Le karma :
une notion complexe
Le karma est devenu une notion très populaire, et parfois sa complexité n’est pas perçue.
Au programme de cet article :
Plusieurs aspects de l’existence ont besoin d’être explicités
Pour les pratiquants du yoga, l’enjeu est surtout d’ordre pratique
Est-ce que « récolter ce que l’on sème » permet de clarifier la notion de karma ?
Est-ce que la théorie du karma en Inde est fondamentalement la même ?
Plusieurs aspects de l’existence ont besoin d’être explicités
Le karma est un terme sanscrit qui est aujourd’hui connu d’un très large public. Les principales idées associées à cette notion sont les vies antérieures, la fatalité, ou encore le fait que nos actes ont des conséquences. Le karma a fait par ailleurs son entrée dans le dictionnaire :
RELIG. (hindouisme) : Sujétion à la causalité, à l’enchaînement des actes, et à la responsabilité qui en découle au niveau du sort dévolu à chacun[1].
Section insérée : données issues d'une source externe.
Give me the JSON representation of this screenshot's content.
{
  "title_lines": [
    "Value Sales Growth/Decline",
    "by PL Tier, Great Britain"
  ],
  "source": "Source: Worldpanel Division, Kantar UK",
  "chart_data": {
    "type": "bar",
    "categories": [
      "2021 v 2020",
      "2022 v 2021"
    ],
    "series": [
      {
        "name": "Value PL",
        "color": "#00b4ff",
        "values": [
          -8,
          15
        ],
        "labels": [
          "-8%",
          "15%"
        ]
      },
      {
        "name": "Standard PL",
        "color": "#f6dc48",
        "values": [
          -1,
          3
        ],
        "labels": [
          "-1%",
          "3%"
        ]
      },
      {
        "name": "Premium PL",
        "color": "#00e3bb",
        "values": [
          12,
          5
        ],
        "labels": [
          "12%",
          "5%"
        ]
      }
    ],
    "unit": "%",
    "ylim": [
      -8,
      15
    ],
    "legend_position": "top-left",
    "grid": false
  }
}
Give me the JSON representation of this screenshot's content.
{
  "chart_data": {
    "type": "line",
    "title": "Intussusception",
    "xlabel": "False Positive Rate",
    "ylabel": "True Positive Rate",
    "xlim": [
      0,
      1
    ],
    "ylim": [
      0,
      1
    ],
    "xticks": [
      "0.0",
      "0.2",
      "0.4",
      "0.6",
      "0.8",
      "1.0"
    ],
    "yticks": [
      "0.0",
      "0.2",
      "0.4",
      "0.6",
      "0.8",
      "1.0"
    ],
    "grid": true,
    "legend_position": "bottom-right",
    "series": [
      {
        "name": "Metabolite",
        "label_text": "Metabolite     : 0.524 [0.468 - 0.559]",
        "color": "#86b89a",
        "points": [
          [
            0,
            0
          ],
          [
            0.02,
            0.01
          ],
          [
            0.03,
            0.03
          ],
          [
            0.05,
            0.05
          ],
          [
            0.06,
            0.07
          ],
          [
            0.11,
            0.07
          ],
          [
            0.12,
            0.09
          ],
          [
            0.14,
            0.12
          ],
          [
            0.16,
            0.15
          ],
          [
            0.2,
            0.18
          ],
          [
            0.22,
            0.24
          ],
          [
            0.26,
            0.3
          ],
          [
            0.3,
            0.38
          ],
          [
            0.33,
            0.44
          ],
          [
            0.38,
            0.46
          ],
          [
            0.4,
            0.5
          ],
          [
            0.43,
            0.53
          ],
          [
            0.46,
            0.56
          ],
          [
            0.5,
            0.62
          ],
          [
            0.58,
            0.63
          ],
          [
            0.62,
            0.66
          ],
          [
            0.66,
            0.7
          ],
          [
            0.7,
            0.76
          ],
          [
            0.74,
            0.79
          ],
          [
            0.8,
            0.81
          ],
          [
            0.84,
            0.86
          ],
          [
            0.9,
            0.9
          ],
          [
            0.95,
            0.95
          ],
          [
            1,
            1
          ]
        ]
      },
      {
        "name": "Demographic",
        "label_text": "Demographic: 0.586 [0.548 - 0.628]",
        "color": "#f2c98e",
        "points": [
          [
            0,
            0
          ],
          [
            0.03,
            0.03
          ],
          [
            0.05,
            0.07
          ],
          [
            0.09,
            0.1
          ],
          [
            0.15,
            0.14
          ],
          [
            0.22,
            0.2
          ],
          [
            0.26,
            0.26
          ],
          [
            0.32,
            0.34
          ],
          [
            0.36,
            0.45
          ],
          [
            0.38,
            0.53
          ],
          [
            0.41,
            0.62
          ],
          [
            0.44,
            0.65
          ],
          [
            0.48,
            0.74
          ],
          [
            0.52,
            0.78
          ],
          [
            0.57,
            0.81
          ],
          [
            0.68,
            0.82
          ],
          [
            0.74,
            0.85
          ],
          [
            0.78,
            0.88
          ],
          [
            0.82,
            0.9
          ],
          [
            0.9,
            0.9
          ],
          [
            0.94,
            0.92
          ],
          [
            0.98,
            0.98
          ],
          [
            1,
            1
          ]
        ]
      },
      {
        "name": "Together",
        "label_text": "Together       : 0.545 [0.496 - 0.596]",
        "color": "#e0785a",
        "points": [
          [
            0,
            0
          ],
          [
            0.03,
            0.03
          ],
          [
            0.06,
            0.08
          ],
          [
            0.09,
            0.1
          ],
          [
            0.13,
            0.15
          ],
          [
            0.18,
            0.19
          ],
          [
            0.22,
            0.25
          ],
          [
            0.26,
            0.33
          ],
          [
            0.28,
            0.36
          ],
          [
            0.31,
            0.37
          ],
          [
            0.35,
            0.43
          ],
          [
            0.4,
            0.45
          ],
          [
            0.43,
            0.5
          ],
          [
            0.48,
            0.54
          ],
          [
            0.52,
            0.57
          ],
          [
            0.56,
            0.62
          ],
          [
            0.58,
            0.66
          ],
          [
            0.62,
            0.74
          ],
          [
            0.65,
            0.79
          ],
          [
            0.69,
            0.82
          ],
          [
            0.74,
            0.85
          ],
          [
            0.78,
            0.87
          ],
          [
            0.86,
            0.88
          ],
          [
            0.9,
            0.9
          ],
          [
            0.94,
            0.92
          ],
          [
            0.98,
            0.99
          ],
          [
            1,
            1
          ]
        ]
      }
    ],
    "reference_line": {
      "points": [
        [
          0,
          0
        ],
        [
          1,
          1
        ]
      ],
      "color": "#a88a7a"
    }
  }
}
Chercher le sens du karma dans le dictionnaire reviendrait à vouloir comprendre par exemple la notion de Dieu en seulement quelques lignes. C’est impossible. De plus, la définition ci-dessus propose seulement une compréhension dans le cadre de l’hindouisme. Or l’hindouisme propose de nombreuses interprétations, et d’autres courants non hindouistes ont proposé leur propre explication aussi. Pour reprendre l’exemple du mot « Dieu », cela reviendrait à donner le point de vue d’un seul auteur, alors que ce mot a traversé toute l’histoire de la philosophie et de la théologie. Bref, ce préambule a pour but de mettre en lumière que le karma est loin d’être une notion simple. Il n’est pas raisonnable de penser qu’il soit possible de résumer le karma à nos actes antérieurs, ou à une forme de déterminisme implacable, sans aucune explication plus détaillée. Plusieurs aspects de l’existence ont besoin d’être explicités, ce qui permettra sans doute d’éviter des compréhensions malheureuses.
Certains y trouveront peut-être un intérêt afin de confronter le karma à ce qui a été proposé en Occident, c’était le cas par exemple d’Alexandre Kojève :
“Il me semble que la doctrine bouddhique du karma peut présenter non seulement un intérêt historique, mais encore un intérêt actuel et spécifique que l’on peut détacher de sa vérité objective. La philosophie bouddhiste, comme, du reste, toute la pensée indienne, est intéressante avant tout parce qu’elle se développe dans un milieu relativement homogène et n’est pas – comme la culture chrétienne – le produit de deux façons de comprendre le monde et de deux façons opposées de le voir”[2] .
Pour les pratiquants du yoga, l’enjeu est surtout d’ordre pratique
Pour les pratiquants du yoga[3], l’enjeu est surtout d’ordre pratique. Quelle que soit la voie choisie le yoga a pour vocation de nous mener vers la libération, ce qui nécessite la purification de tout karma. Mais comment une pratique pourrait-elle être efficace si le fonctionnement de ce qui est à purifier n’est pas compris ?
Plutôt que de proposer ce qu’est le karma dans telle ou telle école, cet article a pour but de présenter quelques points auxquels il nous semble être nécessaire d’être vigilant dès l’instant où nous parlons de « karma ».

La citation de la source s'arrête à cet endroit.